Doodslag op meisje in Oisterwijk met betrekking tot bewijsvoering en verklaringen

In deze zaak, die zich afspeelt in 1941 te Oisterwijk, betreft het een doodslag op een meisje. De verdachte, een monteur-bankwerker, werd op 29 augustus 1941 beschuldigd van het opzettelijk doden van het meisje door haar bij de keel en hals vast te grijpen en te verstikken. De Hoge Raad behandelt verschillende cassatiemiddelen die door de verdachte zijn ingediend tegen een eerdere veroordeling door het Gerechtshof. De eerste klacht betreft de bewijsklacht, waarbij de verdachte aanvoert dat zijn verklaring niet voldoende is onderbouwd door de bewijsmiddelen. De Hoge Raad oordeelt dat het Hof de verklaring van de verdachte in samenhang met andere bewijsmiddelen heeft kunnen beoordelen en dat de omstandigheid dat de verklaring niet expliciet in de bewijsmiddelen is vermeld, niet tot cassatie leidt.

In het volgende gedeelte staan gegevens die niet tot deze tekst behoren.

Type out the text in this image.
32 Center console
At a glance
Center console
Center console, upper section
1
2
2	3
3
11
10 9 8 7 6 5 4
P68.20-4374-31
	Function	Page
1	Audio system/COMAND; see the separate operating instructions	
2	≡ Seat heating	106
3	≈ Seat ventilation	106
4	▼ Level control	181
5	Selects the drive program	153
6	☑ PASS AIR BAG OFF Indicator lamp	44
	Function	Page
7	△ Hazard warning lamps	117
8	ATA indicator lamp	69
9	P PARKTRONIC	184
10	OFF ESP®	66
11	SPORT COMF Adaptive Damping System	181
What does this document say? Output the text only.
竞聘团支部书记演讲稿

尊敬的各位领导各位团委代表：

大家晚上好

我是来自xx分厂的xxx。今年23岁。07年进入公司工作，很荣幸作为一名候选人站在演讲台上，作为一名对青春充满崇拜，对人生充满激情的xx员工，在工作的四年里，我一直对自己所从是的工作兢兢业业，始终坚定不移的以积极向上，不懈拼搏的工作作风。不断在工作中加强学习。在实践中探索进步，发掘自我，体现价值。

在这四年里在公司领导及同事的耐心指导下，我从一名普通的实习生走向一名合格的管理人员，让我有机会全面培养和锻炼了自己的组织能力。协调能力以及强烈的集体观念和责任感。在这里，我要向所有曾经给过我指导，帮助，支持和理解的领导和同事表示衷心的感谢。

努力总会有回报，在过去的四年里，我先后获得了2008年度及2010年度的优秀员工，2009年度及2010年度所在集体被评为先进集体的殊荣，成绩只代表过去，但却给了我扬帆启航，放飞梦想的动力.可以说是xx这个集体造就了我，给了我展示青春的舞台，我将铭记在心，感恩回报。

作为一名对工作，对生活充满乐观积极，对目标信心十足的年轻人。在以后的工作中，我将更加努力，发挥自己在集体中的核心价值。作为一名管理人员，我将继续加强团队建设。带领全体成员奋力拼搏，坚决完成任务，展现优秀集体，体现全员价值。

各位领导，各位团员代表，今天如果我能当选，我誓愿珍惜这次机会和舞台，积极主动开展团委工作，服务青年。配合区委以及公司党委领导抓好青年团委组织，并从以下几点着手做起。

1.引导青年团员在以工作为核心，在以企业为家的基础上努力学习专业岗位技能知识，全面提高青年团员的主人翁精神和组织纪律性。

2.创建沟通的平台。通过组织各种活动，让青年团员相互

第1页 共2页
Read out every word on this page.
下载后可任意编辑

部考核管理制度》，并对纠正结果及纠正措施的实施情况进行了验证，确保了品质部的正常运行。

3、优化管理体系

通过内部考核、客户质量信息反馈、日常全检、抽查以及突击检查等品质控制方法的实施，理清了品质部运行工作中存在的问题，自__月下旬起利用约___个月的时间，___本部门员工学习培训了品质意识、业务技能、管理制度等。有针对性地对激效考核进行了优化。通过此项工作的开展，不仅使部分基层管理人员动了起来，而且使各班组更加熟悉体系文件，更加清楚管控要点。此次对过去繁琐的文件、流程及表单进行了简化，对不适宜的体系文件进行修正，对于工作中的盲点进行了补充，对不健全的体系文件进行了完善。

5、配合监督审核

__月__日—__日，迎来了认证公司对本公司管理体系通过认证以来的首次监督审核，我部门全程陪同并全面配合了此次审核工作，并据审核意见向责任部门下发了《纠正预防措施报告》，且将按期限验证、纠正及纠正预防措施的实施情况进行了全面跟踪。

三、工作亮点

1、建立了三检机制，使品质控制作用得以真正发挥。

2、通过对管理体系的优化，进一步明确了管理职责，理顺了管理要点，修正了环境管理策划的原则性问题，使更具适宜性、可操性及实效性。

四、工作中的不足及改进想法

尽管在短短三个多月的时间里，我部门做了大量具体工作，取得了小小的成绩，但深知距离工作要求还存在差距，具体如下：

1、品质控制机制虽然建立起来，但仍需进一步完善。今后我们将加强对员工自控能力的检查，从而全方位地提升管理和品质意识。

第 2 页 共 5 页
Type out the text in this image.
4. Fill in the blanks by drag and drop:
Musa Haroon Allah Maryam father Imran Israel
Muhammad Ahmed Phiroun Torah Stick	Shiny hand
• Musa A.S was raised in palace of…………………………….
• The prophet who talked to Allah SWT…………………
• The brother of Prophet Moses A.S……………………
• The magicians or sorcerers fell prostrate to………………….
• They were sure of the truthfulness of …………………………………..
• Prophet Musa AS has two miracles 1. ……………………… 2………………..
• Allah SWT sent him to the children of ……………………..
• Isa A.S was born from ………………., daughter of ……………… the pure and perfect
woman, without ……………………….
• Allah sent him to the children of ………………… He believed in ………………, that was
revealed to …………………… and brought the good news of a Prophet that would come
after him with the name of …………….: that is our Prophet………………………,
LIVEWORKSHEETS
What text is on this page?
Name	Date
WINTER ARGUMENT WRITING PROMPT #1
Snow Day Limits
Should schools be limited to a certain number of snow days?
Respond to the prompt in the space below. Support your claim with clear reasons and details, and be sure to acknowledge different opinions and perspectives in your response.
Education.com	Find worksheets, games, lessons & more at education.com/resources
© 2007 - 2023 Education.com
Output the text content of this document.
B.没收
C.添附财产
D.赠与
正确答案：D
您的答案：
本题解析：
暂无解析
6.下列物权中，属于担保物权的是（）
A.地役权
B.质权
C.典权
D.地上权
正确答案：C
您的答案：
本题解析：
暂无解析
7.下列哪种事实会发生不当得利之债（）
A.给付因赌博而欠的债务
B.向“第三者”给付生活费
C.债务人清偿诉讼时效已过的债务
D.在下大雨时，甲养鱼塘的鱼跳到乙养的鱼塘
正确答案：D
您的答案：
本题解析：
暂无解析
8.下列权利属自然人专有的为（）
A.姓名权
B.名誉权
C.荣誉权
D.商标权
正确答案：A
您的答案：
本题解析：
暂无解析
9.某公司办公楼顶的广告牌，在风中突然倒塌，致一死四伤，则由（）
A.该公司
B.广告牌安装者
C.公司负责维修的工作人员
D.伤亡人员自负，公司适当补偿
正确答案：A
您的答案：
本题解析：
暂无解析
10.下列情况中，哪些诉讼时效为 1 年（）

Een tweede klacht betreft de verklaring van de vader van het slachtoffer, die op de dag van de vermissing verklaarde dat hij zijn dochter eerst bij zich had en later miste. De Hoge Raad oordeelt dat deze verklaring, in combinatie met andere verklaringen, voor het bewijs kan dienen. De derde klacht betreft de tegenstrijdigheid in de bewijsvoering met betrekking tot de verklaring van de verdachte, maar de Hoge Raad concludeert dat het Hof enkel de onbetrouwbaarheid van de verklaring van de verdachte heeft meegewogen.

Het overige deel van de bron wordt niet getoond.